What’s coming in the future is likely to be the equivalent for Stadia of what “Proton” is for Steam – allowing windows games to run essentially modified – with the exception perhaps of implementing Stadia specific API calls.
It is important to note that Proton is not something Valve developed from scratch. It is essentially just a fork of WINE, an opensource community project that has allowed Windows apps and games to be run on Linux for decades!
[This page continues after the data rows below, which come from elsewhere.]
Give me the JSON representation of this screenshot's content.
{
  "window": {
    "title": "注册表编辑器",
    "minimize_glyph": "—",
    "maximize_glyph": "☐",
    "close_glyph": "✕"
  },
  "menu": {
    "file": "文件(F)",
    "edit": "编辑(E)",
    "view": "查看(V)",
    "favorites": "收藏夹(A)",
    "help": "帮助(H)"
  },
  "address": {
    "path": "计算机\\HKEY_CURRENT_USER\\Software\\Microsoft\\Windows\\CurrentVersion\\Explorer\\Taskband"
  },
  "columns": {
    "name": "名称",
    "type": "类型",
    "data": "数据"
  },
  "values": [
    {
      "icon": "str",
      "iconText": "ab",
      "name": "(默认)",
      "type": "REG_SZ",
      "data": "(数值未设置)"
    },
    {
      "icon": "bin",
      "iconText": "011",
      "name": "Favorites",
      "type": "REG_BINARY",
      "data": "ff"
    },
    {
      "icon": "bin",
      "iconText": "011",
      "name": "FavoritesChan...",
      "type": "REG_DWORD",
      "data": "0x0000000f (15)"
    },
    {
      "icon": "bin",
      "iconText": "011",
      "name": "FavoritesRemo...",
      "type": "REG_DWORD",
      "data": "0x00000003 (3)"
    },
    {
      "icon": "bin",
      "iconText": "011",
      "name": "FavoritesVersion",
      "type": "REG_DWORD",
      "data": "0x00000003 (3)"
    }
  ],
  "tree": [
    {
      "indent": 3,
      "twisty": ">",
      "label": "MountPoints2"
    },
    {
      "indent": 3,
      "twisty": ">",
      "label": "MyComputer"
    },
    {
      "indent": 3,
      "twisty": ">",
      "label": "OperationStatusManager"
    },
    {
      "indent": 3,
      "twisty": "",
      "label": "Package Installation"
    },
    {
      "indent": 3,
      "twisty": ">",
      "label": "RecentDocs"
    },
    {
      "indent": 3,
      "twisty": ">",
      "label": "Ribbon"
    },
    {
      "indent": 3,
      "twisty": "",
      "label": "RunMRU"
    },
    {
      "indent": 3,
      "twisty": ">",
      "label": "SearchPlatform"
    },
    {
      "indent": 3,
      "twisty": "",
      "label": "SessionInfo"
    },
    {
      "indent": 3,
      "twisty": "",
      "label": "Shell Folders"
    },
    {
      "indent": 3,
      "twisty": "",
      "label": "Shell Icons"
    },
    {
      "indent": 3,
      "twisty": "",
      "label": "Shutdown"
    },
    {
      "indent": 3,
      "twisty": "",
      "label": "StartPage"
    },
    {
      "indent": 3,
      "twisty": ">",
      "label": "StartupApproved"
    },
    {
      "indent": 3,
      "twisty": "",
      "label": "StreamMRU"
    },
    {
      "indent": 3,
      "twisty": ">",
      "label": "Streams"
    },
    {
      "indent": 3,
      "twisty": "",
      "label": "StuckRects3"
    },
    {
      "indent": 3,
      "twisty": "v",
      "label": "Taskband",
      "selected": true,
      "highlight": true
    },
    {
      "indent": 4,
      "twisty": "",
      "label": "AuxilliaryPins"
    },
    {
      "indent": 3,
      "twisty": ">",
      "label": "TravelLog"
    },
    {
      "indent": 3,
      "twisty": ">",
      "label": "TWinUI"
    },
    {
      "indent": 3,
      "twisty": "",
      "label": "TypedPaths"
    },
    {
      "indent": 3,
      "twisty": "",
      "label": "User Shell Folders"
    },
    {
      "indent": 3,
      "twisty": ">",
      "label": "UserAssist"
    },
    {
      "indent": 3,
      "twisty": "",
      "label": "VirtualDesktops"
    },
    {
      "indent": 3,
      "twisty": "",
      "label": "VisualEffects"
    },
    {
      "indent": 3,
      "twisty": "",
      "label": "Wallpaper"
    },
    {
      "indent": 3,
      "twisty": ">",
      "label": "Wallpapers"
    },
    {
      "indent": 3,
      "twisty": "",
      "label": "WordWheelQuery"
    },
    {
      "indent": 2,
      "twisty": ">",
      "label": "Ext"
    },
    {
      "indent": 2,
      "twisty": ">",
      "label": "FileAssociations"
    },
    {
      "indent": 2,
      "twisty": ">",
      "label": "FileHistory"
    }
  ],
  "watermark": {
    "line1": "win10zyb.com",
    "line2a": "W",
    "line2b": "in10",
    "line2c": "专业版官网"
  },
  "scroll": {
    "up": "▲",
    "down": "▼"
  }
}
I used WINE to play Elder Scrolls Oblivion and Half Life 2 flawlessly on my Linux box back in the 2000s.
Proton packages WINE, DXVK (and the DirectX12 equivalent VKD3D) together along with some Steam-isms to enable Steam Windows games to run on on Linux.
Again at this years Google for Games Developer Summit, we learned Google is working on putting together a software stack that is roughly the equivalent of this – but, while also considering using WINE for their own purposes, they were also exploring creating their own WINE “light” like framework to handle the windows system calls that are needed by games (note WINE itself is a pretty bloated beast because it needs to run Microsoft Office, Photoshop and a plethora of other complex Windows apps that WINE users want to execute on Linux).
A windows game typically relies on (1) Windows system calls for various purposes (e.g. accessing storage, managing tasks etc.), (2) DirectX calls for GPU acceleration and (3) some platform SDK/API for things like friends lists, achievements etc.
To get an unmodified Windows game to run well in Linux, you need to provide these three things.
It’s my guess that future iterations of the low change porting toolkit will package all three of these pieces together in a way similar to “Proton” but in Google’s own style and with a performance and cloud-centric focus in tow.